Sergei Magnitsky, 37, was an attorney for Hermitage who died while in pretrial detention near Moscow in November 2009. Officials said he died of heart failure but rights activists say he died after being beaten and because he was denied medical treatment for an illness he had.
Hermitage CEO William Browder told RFE/RL on October 10 that all the documents that he and his colleagues obtained from Magnitsky's relatives after his death indicate "absolutely and conclusively" that he was murdered.
The Moscow Public Oversight Commission that was established to monitor the investigation into Magnitsky's death said it has obtained documents proving he was severely beaten by eight guards in a cell before he died.

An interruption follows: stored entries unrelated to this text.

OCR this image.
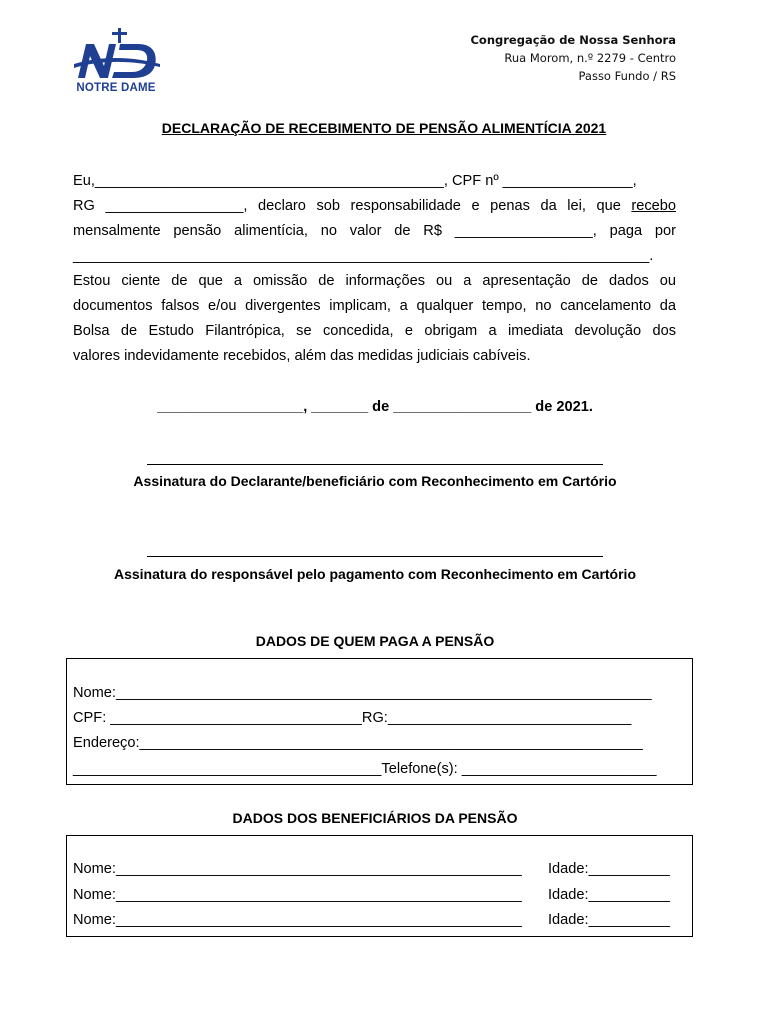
NOTRE DAME
Congregação de Nossa Senhora
Rua Morom, n.º 2279 - Centro
Passo Fundo / RS
DECLARAÇÃO DE RECEBIMENTO DE PENSÃO ALIMENTÍCIA 2021
Eu,___________________________________________, CPF nº ________________,
RG _________________, declaro sob responsabilidade e penas da lei, que recebo
mensalmente pensão alimentícia, no valor de R$ _________________, paga por
_______________________________________________________________________.
Estou ciente de que a omissão de informações ou a apresentação de dados ou
documentos falsos e/ou divergentes implicam, a qualquer tempo, no cancelamento da
Bolsa de Estudo Filantrópica, se concedida, e obrigam a imediata devolução dos
valores indevidamente recebidos, além das medidas judiciais cabíveis.
__________________, _______ de _________________ de 2021.
Assinatura do Declarante/beneficiário com Reconhecimento em Cartório
Assinatura do responsável pelo pagamento com Reconhecimento em Cartório
DADOS DE QUEM PAGA A PENSÃO
Nome:__________________________________________________________________
CPF: _______________________________RG:______________________________
Endereço:______________________________________________________________
______________________________________Telefone(s): ________________________
DADOS DOS BENEFICIÁRIOS DA PENSÃO
Nome:__________________________________________________	Idade:__________
Nome:__________________________________________________	Idade:__________
Nome:__________________________________________________	Idade:__________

According to Browder, Magnitsky's body bore signs of a beating and was bruised.
Browder said that three days after Magnitsky's death, a police station that had not been instructed about the cover-up by those in charge suggested that Magnitsky's death could be classified as murder.
But Browder said that report was subsequently shelved and the only hypothesis on his death to be pursued was "negligence" on the part of prison officials.
Browder said Magnitsky's mother, Natalya Magnitskaya, has asked the authorities and police 30 times to provide her with all the evidence related to his death -- including tissue samples and autopsy reports -- without success.
Browder noted that Magnitsky was arrested and charged with tax evasion in November 2008 and the charges were initiated by the same officials against whom Magnitsky had testified one month earlier, accusing them of embezzling $230 million.
After Magnitsky's death, the Moscow Public Oversight Commission and the Russian presidential Human Rights Council concluded he had been falsely arrested. Browder says that in order to prove there was no conflict of interest and to justify the arrest, law-enforcement officials have resurrected the tax evasion case against Magnitsky.
"That is an unprecedented situation in world jurisprudence, when a dead man is being investigated," Browder said.
Browder added that he and his colleagues have a list of 60 Russian officials who they are sure were involved in Magnitsky's killing and whose assets they have been monitoring to prove they were involved in the fraud Magnitsky had accused them of.
Browder gave two examples: Lieutenant Colonel Artyom Kuznetsov, whose assets were estimated at $3 million although his official annual salary is about $10,000; and Russian Interior Ministry investigator Pavel Karpov, whose assets were estimated at $1.5 million while his yearly pay is also some $10,000.
Browder vowed that he and his colleagues will continue seeking justice for Magnitsky. He expressed regret that although documents that he and his colleagues obtained after Magnitsky's death show that some 60 officials could be held accountable for his murder, only two doctors have been "scapegoated" thus far.
"We are now two years from the day that [Magnitsky] died, or a little less than two years," he said. "And not a single member of law enforcement, not a single member of the prosecutor's office, not a single judge, and not a single jail official has been prosecuted for any of the terrible things that happened to him."